Something has to be unpredictable!

1. WHO you are?

You have to show the part of your personality that makes you UNIQUE, not only the part that makes you the same as everybody else.

If the audience already knows you, then do something new and different. “Who are you and what have you done with [insert your name]?” is a HUGE compliment.

2. WHAT you say

Don’t tell them your main point in advance. Don’t tell them anything they think they already know. Make them wait for it.

If your message is truly unique, you don’t have to worry about predictability. If you must rehash familiar material, don’t reveal it all up front, keep them guessing.

3. HOW you say it

If you have to cover a predictable WHAT, then HOW you say it is the best way to be unpredictable.

If you say the predictable, “Once upon a time there were three bears …,” then everybody falls asleep.

You have to change it in some way that fits your personality: three coworkers, three drawings on the board, three different voices, three bears as Yoda, changed grammar, etc. Anything appropriate goes. Just don’t do it the same way as everybody else.

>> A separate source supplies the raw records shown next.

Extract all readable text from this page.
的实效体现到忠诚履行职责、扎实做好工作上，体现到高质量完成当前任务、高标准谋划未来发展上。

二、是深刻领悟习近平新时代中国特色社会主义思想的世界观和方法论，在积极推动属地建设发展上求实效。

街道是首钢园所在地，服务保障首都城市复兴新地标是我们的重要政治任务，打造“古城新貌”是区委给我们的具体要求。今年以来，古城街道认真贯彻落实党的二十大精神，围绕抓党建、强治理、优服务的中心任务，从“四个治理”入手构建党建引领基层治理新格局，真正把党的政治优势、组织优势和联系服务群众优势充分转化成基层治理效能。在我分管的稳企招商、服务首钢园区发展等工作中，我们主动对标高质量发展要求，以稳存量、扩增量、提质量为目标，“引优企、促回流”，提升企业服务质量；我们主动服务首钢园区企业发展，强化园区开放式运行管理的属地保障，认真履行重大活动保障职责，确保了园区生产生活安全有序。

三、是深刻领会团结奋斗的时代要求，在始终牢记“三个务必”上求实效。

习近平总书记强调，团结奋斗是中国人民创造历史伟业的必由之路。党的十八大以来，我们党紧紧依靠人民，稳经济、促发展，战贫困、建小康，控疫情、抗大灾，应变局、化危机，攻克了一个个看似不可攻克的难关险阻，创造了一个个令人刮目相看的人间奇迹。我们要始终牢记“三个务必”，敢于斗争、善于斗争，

4. WHY the listener cares 

Lastly, here’s a secret:

Unless you tell them why they should care, they won’t!

Unpredictably Great

Nobody is asking you to be the most creative, most funny, or most eloquent public speaker. All I’m asking you to do, is to be different. Be unique. Be unpredictable.

In my SpeechDeck public speaking skills system, there are three primary skills needed to “Inject anticipation” (be unpredictable): curiosity, opposition, and novelty.

This post is primarily about Novelty. As long as you keep it novel (new and fresh) you will keep their attention.

What you actually do and say matters less than the uniqueness of WHAT you say, and the novelty of HOW you say it. If I were your coach, I’d look for just 2 things:

  1. Is it unique?
  2. Is it true to yourself?

If both answers are yes, the disease is cured. Instead of the cancer of predictability spreading contagiously throughout the room, you’ll see contagious interest spread instead.

Contagious attention — when you master that elixir, you’ll be worth a fortune!